Les damnés.
Réalisation : Roberto Minervini.
Scénario : Roberto Minervini.
Production : Sébastien Andres, Paolo Benzi, Paolo Del Brocco, Alice Lemaire, Roberto Minervini et Denise Ping Lee.
Musique : Carlos Alfonso Corral.
Société de production : Okta Film, Pulpa Film, Michigan Films, Rai Cinema, BeTV, Shelter Prod, Stregonia et Moonduckling Films.
Distributeur : Lucky Red.
Première mondiale : 16 mai 2024 (Cannes).
Date de sortie USA : 3 janvier 2025.
Date de sortie française : 12 février 2025.
Titre original : I dannati.
Titre anglais : The Damned.
Durée : 1h29.
Budget : Inconnu.
Box-office mondial : Inconnu.
Box-office USA : Inconnu.
Entrées françaises : 11 492 entrées.
Résumé.
En hiver 1862, en pleine guerre de Sécession, des volontaires sont envoyés explorer des régions inexplorées. Les soldats s’interrogent alors sur le bien fondé de leurs actions.
Casting.
Soldat : René W. Solomon (VF : Inconnue).
Soldat : Jeremiah Knupp (VF : Inconnue).
Soldat : Cuyler Ballenger (VF : Inconnue).
Soldat : Duncan Vezain (VF : Inconnue).
Soldat : Noah Carlson (VF : Inconnue).
Soldat : Timothy Carlson (VF : Inconnue).
Le saviez-vous ? Anecdotes et coulisses.
À venir.
Notre critique de Les damnés.
Un sujet prometteur sur une période qu’on voit dorénavant peu au cinéma, les attentes sont élevées.
Difficile de commenter le fil conducteur du film tant il ne semble pas y en avoir. Pire, on se demande même quel est réellement le scénario. Personnage mange, personnage marche, personnage tire, personnage regarde au loin, personnage casse une branche… voilà tout ce qui va occuper l’histoire. On suit le quotidien des soldats mais au lieu de faire aspect documentaire, ça donne une dimension très soporifique. On ne peut même pas dire qu’on va apprendre quelque chose de cette époque comme le contexte, l’objectif…
À de rares moments il y a des rencontres avec d’autres mais c’est tellement bâclé. La fusillade contre qui ? Pourquoi ? On ne saura jamais et on passe au lendemain comme si de rien n’était. Une rencontre avec des cavaliers ? Aussi vite vu, aussi vite disparu. Pourtant, le synopsis proposait de montrer le fondement de cette expédition. Les rares fois où il y a des dialogues, il n’y a aucune profondeur. Que ce soit la thématique de la famille, de la religion, de la cause… on fait du surplace. La prise de risque du scénario est donc trop osée pour être prenante et émouvante.
Autre prise de risque : l’absence de noms des personnages. Ainsi, on peut se dire que ça donne un côté universel à la vie de soldats de cette époque, une sorte d’unité dans ce groupe d’explorateurs. Malheureusement, on ne va s’attacher à aucun d’entre eux, aucun n’est vraiment mis en avant ou exploité et aucun n’a une réelle personnalité. Tout est trop flou et on ne compatit pas à leur douleur, à leurs conditions de vie précaires, à leur survie… Par conséquent, c’est un pari qui ne fonctionne pas.

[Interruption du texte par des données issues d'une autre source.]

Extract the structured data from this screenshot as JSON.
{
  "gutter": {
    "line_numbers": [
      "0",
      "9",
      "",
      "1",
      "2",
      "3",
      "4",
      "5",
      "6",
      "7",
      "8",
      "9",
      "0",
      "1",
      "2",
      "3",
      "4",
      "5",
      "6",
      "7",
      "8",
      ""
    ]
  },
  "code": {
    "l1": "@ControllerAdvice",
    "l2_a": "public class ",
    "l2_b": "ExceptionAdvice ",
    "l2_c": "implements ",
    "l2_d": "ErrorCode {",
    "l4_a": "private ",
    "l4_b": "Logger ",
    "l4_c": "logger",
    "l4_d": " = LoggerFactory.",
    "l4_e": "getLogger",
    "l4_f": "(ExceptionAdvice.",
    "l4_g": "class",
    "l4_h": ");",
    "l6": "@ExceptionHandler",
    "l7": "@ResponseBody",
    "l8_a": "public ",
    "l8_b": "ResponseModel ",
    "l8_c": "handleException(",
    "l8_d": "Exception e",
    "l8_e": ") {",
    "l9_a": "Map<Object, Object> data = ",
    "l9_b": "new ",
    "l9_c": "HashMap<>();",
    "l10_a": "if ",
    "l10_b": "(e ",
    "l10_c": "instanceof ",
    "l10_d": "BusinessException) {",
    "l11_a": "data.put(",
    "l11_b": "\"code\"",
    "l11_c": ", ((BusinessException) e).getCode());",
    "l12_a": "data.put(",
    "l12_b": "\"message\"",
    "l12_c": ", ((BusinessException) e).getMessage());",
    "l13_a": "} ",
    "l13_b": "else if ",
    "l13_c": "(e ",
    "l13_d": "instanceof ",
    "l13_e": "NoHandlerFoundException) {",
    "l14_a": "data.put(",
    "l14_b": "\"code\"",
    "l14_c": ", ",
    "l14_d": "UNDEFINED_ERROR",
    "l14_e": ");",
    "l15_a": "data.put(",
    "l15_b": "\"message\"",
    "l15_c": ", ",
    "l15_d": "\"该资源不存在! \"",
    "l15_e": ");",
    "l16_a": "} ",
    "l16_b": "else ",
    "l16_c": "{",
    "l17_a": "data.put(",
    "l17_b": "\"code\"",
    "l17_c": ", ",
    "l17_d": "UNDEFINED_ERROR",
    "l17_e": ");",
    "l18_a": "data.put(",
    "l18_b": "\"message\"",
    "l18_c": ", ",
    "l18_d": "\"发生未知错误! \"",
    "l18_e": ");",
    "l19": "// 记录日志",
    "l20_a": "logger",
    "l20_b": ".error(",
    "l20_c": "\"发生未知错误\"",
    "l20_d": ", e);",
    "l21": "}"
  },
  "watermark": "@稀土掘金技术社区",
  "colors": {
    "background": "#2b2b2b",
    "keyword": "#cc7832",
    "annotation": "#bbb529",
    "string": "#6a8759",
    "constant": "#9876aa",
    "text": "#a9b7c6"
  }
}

L’audace perdure dans la réalisation et on le reconnait, il y a de bonnes idées. Tout d’abord par l’utilisation de plans rapprochés quasi constants. On n’aura jamais de plan d’ensemble, des paysages, du groupe… tout est au plus près, comme si on était auprès des soldats, renforcé par une sorte d’effet fisheye et donnant beaucoup de flous à l’arrière-plan. Parfois même, on est presque dans les yeux d’un soldat lorsqu’il faut courir, accentué par une caméra épaule qui a la bougeotte. Quelques plans sont aussi très artistiques.
Néanmoins, on ne peut pas nier qu’on s’ennuie ferme. La scène d’ouverture donne le ton (voir des loups manger durant deux minutes en seulement deux plans), le rythme est excessivement lent. Les plans durent, durent et durent… et sont entrecoupés d’autres plans du même genre. Beaucoup de scènes traînent tellement en longueur qu’on ne comprend pas à quoi elles servent. Vu qu’on est énormément dans du contemplatif, le travail sonore remplace le vide de l’image et il est à saluer, donnant une impression de solitude.
Les damnés avait un sujet en or mais a pris tellement de risques à la fois que le résultat se veut décevant. On en sort frustré.